У людей больше странного, чем у богов. Например, люди по сути дела отторгают от себя многое, что приносит им пользу. Торговлю, например. Особенно тех, кто непосредственно торгует. С лотков, в лавках и даже вечерами из дверей своего дома. И не потому, что торгаши обязательно обманщики и пословицы у них воровские. Неужто и любой другой афинянин в день пару раз не соврет. В большинстве случаев торговли сторонятся по каким-то другим причинам. Мол, оно, конечно, польза для общества есть. Но какая-то разрушительная. Афинянин нутром это почему-то ощущает. Иной даже подумает — торговля похожа чем-то на все, что связано со смертью. Или с погребением, когда столько всего надо, всяких разных предметов. А ведь хуже всего — возня с трупами. Конечно, куда денешься, надо, однако боязно, да и — не чисто. Недаром — и обмывай, и окуривай. И себя, и других, и сами дома…
Боги, глядя на людей, тоже научились друг с другом торговаться: ты мне это, а я тебе то. Но в собственно торговле им нет надобности.
Обмениваться подсмотренными на земле забавами, подарки разные получать — это пожалуйста. Может быть, оттого, что потребности богам ничего не стоят, боги и остаются богами. Сказано же: что можно Зевсу, нельзя волу. Волу, опять же — заклание. Земные заклания себе боги тоже приветствуют. А вот со всем, что связано с миром потусторонним, с местом, где скапливаются души, эти облики смертных, с потаенным царством Аида и у блаженных богов отношения темные, нерешенные, напряженные какие-то. Пусть и создали они это царство, где ничто не меняется, сами создали для Аида, чтобы породить равновесие с изменчивым миром живых. Но словно запруду сделали, не желая расставаться с бывшими своими подопечными. И сами теперь боятся, не понимают ее. Главное, не ясно, куда все-таки исчезают (а они исчезают) в конце концов тени смертных из царства смерти, сколько бы они там ни томились. В память что ли приходят сами по себе каким-то образом.
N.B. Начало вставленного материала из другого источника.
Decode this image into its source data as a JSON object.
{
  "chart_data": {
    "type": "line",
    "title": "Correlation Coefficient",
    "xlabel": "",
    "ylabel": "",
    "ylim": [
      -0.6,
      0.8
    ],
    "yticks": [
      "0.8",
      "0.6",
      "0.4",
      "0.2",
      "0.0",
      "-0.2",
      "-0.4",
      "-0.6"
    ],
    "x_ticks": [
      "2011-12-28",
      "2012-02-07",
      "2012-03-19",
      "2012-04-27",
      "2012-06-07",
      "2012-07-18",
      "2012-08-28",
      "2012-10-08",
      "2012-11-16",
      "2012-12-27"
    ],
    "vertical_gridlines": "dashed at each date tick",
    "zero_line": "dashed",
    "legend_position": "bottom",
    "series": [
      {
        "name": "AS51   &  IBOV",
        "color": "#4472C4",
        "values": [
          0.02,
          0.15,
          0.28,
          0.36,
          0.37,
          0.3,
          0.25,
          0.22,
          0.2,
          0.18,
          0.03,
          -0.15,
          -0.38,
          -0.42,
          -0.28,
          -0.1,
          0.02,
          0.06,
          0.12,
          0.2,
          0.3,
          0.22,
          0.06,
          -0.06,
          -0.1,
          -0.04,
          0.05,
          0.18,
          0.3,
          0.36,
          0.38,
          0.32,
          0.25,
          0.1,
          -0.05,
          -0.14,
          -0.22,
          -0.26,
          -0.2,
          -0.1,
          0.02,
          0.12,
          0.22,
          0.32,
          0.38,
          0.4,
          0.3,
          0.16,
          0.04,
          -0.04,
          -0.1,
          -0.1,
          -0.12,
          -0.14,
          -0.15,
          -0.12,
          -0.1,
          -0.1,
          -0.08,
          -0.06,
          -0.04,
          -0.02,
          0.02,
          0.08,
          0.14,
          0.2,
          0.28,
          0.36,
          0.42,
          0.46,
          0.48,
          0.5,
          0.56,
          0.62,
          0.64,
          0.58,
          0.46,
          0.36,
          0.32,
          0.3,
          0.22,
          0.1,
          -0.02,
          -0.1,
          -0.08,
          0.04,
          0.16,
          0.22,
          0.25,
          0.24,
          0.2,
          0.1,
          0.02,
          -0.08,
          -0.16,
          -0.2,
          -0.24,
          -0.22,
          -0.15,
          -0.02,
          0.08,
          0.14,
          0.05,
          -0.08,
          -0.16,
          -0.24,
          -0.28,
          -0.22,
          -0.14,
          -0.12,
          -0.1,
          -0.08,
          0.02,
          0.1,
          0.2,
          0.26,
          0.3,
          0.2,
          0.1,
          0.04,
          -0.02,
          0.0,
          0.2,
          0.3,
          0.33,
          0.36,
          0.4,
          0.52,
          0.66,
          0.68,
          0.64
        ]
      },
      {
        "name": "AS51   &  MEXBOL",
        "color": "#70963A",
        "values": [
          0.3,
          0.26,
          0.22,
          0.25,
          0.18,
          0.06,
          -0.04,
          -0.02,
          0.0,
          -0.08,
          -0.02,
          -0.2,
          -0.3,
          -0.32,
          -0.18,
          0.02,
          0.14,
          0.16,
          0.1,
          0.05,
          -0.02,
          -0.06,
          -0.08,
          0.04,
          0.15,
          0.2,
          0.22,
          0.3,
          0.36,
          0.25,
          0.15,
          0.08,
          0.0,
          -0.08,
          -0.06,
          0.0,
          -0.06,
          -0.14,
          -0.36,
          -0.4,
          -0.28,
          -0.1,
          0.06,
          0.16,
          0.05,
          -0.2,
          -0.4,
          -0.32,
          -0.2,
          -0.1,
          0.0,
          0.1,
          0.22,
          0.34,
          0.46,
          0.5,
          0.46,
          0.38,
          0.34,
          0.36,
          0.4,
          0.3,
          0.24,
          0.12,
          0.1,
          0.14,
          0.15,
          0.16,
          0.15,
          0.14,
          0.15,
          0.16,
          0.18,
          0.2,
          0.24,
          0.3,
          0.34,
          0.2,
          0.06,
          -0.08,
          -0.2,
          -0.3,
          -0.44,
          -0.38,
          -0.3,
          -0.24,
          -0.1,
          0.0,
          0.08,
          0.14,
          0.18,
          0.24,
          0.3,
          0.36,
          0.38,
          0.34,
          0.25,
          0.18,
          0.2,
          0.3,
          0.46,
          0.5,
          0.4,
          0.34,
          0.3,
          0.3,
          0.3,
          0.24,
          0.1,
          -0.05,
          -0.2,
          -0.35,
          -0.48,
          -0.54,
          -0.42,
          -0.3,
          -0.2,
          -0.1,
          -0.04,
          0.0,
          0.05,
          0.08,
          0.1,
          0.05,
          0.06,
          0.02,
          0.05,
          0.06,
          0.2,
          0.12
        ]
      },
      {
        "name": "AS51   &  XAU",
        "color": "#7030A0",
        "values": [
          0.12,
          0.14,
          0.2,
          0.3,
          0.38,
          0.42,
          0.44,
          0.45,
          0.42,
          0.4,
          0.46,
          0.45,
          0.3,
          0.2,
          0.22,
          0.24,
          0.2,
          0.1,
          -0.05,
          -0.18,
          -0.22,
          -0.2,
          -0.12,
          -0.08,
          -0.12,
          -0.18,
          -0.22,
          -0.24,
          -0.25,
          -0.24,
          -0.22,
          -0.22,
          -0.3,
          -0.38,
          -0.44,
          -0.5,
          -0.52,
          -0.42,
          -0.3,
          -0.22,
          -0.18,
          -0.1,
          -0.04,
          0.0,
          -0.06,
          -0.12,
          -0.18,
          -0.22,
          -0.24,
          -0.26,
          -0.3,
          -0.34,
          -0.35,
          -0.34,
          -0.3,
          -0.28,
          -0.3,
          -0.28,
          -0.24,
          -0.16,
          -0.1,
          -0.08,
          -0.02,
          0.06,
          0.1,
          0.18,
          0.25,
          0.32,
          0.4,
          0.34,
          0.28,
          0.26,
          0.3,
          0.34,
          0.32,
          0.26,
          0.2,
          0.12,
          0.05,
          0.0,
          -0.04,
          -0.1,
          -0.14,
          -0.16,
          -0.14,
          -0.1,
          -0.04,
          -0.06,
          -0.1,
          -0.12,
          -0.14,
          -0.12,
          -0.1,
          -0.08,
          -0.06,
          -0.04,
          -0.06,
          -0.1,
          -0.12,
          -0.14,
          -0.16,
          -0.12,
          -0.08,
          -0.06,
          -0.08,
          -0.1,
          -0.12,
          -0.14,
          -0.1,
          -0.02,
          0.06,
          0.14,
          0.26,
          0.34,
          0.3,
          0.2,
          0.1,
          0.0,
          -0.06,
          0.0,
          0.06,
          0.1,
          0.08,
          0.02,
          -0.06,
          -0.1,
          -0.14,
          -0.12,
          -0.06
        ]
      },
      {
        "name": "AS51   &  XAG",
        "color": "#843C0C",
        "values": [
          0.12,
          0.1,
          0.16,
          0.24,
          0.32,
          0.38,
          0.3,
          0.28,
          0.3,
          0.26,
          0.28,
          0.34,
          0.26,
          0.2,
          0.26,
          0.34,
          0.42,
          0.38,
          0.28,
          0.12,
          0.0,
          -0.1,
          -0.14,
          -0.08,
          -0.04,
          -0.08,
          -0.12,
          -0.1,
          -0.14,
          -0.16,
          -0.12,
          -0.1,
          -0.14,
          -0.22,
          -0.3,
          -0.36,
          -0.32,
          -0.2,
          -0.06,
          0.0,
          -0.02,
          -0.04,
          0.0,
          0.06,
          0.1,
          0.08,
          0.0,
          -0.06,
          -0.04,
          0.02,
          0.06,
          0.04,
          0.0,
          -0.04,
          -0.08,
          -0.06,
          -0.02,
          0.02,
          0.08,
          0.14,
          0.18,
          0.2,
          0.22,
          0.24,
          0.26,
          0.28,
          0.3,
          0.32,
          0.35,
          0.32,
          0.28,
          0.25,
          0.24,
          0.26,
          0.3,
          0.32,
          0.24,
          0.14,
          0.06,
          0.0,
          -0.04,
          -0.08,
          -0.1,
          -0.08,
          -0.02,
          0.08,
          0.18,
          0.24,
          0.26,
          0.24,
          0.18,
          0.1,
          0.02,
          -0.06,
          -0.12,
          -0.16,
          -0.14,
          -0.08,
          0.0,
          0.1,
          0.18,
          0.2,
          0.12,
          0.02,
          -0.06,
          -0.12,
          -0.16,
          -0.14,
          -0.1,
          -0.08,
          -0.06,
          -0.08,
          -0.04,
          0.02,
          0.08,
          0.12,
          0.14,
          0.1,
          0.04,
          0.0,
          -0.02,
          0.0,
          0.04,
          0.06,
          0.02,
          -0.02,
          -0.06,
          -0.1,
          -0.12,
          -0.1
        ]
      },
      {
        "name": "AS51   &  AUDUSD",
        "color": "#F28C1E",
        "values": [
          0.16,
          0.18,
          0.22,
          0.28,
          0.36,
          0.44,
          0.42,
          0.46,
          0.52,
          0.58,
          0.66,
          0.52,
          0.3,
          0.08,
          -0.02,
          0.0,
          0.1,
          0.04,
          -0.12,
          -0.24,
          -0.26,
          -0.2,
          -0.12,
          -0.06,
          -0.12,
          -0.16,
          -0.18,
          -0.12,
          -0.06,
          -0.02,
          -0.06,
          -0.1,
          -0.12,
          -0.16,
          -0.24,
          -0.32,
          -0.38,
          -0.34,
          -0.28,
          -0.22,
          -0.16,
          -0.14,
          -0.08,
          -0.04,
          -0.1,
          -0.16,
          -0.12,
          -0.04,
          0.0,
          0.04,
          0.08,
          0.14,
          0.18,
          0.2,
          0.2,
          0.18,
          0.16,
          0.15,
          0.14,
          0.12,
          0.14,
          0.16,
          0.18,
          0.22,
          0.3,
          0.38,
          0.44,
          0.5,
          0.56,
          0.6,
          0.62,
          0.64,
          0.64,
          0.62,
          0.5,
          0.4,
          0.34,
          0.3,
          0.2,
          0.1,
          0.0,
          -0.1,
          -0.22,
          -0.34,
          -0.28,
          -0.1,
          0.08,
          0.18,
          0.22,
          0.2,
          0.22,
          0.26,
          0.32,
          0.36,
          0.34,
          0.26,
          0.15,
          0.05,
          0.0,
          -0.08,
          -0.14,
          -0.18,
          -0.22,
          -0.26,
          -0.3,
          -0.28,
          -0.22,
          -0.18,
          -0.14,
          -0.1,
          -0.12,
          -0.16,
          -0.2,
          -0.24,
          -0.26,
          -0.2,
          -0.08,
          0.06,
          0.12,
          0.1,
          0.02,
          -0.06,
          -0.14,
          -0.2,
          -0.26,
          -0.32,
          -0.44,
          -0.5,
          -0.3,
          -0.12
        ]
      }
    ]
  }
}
И — теряются для богов, уносятся куда-то… Да и кто они теперь такие, что такое — не разберешь.
Все это неприятие переносится на самого владыку преисподней. И Аида, родственника своего, боги, особенно олимпийцы, не сговариваясь, внутренне отторгают от себя. Стараются не думать о нем. Он, правда, в свою очередь, не особо их жалует. Тем более равных по положению олимпийцев. Редко появляется в чертогах властительного брата Зевса. Иногда Персефона извлечет его из недр преисподней, заскучав в длинные месяцы своего зимнего заточения. Или Зевс провозгласит, как сейчас, всеобщий пир богов.
Конечно, боги, собравшиеся в чертогах, вели себя так, будто не Аид восседает с ними, а какой-нибудь красавец Адонис. Хотя по-настоящему независимо держались рядом с ним лишь Дионис и Гермес, которым, каждому по-своему, все нипочем. Да еще Аполлон, пожелавший в этом с ними сравняться.
В какой-то момент Аполлон даже погрузил себя и троих своих ближайших сотрапезников, включая Аида, в эфирное облако, и они исчезли для всех остальных. «Молодцы, сынки» — успел подумать Зевс, — «развлекают мрачного дядю». Аполлон же, чтобы, может быть, снять некоторую стесненность в общении с владыкой преисподней, вывернул из эфира простой глиняный кувшин, тряхнул его, так что внутри него нечто булькнуло «Ой!», и заговорщически подмигнул:
— Та самая, ежевичная. Приятель-пастушок с Иды изобрел…
Затем наполнил Аполлон золотые тонкой работы чаши, в знак согласия появившиеся в руках божественных собутыльников. Жидкость оказалась весьма чуждой этим чашам богов: мутная, в чернь зеленоватая и резко пахучая.
— Никому не говорил об этом, а тут скажу, — расщедрился Аполлон, прямо глядя в еще более темные, чем это пойло, в еще более непрозрачные глаза владыки теней.